Example: By default, the information center sends logs of the warning level and higher levels (such as error level) to channel 4. The information center does not send policy matching logs since the log level is informational, lower than the default warning level. Therefore, to view policy matching logs in the log buffer, run the info-center source POLICY channel logbuffer log level informational command.

When multiple log hosts are configured, you can enable the FW to output system logs from one or more channels to different logs hosts. For example, the FW can output some system logs from channel 2 (loghost) to one log host and some other logs from channel 6 to another log host. You can also change the name of channel 6 to facilitate information channel management.

Log Format

Figure 2 lists the formats of system logs.

Figure 2 Output formats of system logs

Table 3 describes the details of each field.

**Table 3** Description of system log formats
Field	Meaning	Description
<Int_16>	Preamble	The FW adds a preamble before sending logs to a log host. If logs are saved on the FW, the preamble is not saved.
TIMESTAMP	Timestamp, indicating the information output time.	Five timestamp formats are available: Boot: relative time.
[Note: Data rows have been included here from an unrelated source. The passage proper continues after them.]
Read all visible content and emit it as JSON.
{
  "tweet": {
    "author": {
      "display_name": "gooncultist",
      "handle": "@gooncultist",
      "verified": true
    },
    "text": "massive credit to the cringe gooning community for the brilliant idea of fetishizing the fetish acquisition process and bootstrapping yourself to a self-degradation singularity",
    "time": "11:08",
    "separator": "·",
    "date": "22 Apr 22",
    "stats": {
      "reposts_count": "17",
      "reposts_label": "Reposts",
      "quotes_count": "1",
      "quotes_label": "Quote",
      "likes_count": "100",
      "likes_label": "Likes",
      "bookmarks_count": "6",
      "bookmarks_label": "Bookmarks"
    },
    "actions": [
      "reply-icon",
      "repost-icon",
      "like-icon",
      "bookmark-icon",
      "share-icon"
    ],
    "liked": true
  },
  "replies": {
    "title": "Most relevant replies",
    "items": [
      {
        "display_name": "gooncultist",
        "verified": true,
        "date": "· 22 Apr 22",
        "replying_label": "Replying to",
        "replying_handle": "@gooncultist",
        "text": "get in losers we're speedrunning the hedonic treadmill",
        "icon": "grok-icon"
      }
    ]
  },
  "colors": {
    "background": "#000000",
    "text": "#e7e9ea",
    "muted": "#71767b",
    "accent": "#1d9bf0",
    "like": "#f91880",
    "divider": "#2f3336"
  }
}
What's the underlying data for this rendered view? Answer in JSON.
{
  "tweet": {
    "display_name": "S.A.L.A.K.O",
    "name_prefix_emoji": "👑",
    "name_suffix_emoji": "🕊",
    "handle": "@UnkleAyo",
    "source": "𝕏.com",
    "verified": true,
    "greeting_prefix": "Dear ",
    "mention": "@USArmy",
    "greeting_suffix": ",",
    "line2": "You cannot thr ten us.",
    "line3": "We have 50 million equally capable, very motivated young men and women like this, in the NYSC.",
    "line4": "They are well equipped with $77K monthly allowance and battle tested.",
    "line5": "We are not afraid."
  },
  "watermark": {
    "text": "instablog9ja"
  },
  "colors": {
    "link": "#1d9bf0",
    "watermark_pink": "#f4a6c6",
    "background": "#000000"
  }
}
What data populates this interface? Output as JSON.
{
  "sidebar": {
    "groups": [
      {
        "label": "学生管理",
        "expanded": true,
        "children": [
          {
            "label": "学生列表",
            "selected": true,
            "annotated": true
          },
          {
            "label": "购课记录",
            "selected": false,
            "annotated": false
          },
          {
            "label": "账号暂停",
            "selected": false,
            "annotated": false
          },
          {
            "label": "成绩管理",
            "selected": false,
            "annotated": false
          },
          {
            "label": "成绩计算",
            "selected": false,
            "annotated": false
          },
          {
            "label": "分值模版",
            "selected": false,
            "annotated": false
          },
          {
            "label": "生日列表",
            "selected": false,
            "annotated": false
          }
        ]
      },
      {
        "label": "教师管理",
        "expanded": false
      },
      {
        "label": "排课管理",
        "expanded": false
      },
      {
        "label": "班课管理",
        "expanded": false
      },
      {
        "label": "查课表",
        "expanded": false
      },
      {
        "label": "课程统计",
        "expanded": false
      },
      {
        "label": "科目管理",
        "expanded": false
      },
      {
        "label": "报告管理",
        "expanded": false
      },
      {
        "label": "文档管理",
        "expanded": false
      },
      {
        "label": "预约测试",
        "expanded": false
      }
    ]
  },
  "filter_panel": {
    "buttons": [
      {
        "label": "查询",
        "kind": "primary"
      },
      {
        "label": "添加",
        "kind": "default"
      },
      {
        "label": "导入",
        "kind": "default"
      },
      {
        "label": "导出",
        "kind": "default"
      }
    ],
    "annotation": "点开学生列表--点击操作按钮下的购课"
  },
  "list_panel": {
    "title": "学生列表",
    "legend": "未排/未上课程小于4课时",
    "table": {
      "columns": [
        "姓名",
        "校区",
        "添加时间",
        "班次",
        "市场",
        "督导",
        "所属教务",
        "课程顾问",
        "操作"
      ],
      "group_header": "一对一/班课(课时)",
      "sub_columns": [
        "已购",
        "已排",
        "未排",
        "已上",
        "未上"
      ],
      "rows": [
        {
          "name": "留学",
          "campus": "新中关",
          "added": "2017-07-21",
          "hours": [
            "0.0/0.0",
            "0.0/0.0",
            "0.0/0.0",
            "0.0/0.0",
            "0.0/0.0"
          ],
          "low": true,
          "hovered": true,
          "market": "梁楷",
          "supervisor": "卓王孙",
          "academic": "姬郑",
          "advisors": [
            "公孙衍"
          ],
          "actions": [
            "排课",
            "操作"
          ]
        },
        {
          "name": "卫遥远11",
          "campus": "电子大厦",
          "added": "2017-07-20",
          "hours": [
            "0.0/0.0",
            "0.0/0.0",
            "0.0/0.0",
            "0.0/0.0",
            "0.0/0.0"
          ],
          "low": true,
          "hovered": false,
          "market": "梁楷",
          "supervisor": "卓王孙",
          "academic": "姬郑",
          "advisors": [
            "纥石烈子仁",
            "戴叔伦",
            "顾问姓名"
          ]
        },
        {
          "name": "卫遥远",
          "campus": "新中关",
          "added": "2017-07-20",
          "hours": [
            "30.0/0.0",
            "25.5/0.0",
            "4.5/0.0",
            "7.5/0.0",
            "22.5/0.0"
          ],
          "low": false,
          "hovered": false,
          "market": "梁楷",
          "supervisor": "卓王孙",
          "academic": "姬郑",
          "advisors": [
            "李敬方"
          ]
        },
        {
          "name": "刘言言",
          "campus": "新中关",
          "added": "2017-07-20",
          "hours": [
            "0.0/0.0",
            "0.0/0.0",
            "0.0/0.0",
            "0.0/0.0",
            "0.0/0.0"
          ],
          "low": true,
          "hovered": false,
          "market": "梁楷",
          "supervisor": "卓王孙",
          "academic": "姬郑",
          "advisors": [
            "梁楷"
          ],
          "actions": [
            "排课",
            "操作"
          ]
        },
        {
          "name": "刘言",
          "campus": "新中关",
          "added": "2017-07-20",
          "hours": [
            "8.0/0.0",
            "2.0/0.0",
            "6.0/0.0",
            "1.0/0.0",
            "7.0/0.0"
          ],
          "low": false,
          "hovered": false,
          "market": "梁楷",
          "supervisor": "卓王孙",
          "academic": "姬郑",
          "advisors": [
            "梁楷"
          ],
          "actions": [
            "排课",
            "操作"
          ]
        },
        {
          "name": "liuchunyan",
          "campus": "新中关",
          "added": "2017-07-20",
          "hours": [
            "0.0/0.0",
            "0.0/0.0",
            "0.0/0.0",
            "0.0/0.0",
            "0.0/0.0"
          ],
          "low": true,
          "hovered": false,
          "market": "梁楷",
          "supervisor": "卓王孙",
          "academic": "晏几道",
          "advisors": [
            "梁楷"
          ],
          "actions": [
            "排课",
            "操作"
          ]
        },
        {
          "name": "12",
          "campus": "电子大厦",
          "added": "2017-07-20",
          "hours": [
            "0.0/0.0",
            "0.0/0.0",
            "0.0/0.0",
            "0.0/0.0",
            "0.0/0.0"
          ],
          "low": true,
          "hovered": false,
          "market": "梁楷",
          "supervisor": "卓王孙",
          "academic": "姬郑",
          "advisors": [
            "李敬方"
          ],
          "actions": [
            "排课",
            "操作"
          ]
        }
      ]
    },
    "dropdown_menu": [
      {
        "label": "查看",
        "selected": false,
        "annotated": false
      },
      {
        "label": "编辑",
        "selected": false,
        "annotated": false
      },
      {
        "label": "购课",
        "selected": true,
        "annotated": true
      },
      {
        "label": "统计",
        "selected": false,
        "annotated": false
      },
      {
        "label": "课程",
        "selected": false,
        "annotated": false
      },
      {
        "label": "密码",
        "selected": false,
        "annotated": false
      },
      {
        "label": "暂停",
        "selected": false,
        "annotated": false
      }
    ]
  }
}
Date: system time. System logs use the date timestamp by default. Short-date: same as the date format except that the short-date timestamp does not include the year. Format-date: another system time format. None: The information does not contain any timestamp. The timestamp and host name are separated by a space.
HOSTNAME	Host name	The default value is FW.
%%	Huawei identifier	Indicates that a log is output by a Huawei device.
dd	Version	Identifies the version of the log format.
AAA	Module name	Indicates the name of the module that outputs information to the information center.
B	Log level	Indicates the level of the log information.
CCC	Brief description	Further describes the type of the information.
(l)	Information category	1: Log identifier
[N]	Log position	Display the position of the current log in the log queue.
YYYY	Description	Details on the information that each module outputs to the information center. Each module adds a description before sending a log to describe log details.